I made that choice out of respect. Respect for my son, in case he was there. For my grandchildren – so they wouldn’t feel something strange or awkward. I didn’t want to stir anything up. Not today.
It was my quiet way of caring – from a distance.
But it also meant stepping away from something that gives me strength. And yes, I missed it.
When Memories Color a Place
It’s strange how places can change. Not physically – but emotionally. A place of safety becomes a place of caution. A place of freedom becomes a place of hesitation.
That lake is still mine. But today, I left it untouched – out of consideration. Maybe even fear. Fear of becoming a feeling in someone else’s day who didn’t want me there.
Reclaiming Gently, Not Forcefully
But I want to return. Not through confrontation. But through presence. By simply being there again – in my own time.
Maybe at dawn. Maybe on another day. With my feet in the water and my heart a little closer to myself.
At Home, In Slower Motion
Back home, I hung laundry in the sun. Felt the wind on my skin. Listened to the stillness between washing machine cycles. I weeded a little in the slope by the house – just as much as my back allowed.

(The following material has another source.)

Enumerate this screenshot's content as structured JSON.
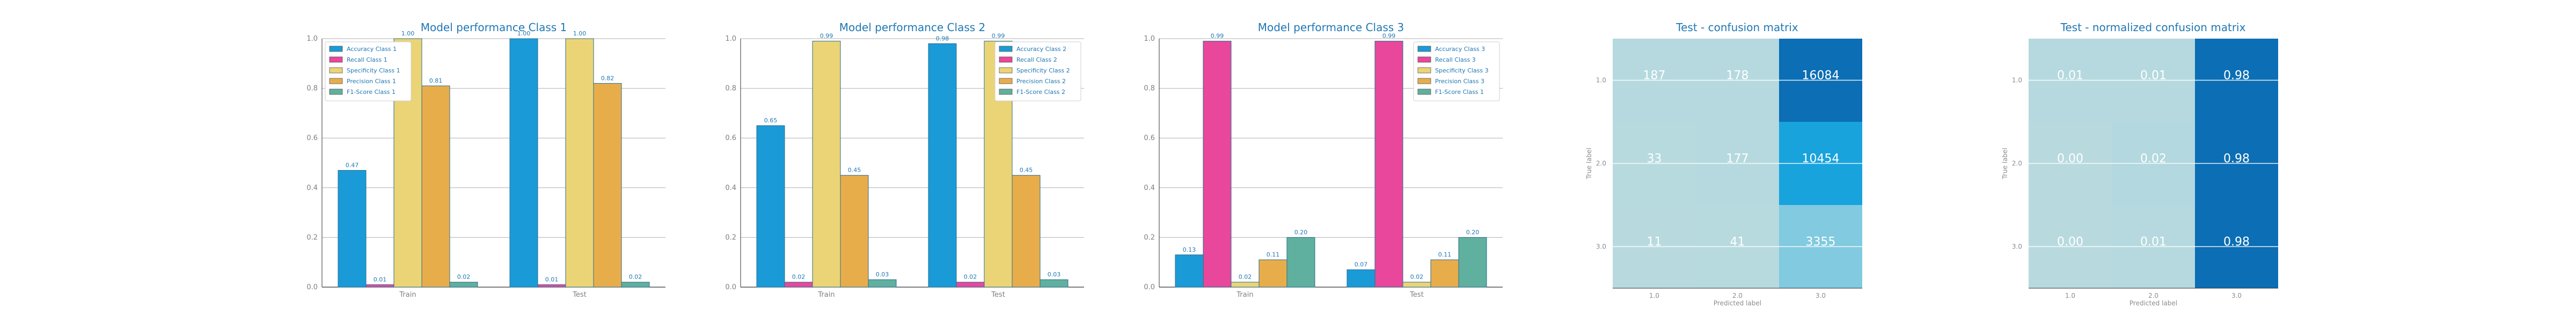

And you know what? I told myself: That’s enough for today. What I managed to do was beautiful. The rest can wait.
That’s new for me. And maybe something I’m learning – just like the little boy at the lake.
Reflection
Choosing to step back to protect someone else is also love. But don’t forget yourself. The things you long for deserve space too. It’s possible to show respect – and still gently return to what gives you life.
Question for You, Dear Reader:
Do you have a place that once felt safe – but now feels uncertain? How do you reclaim it? And how do you know when it’s time?
Quote to Carry With You
Carina Ikonen Nilsson
”Live today, right now. Yesterday rests in history, and tomorrow waits out there in the distance. Right now is what matters.”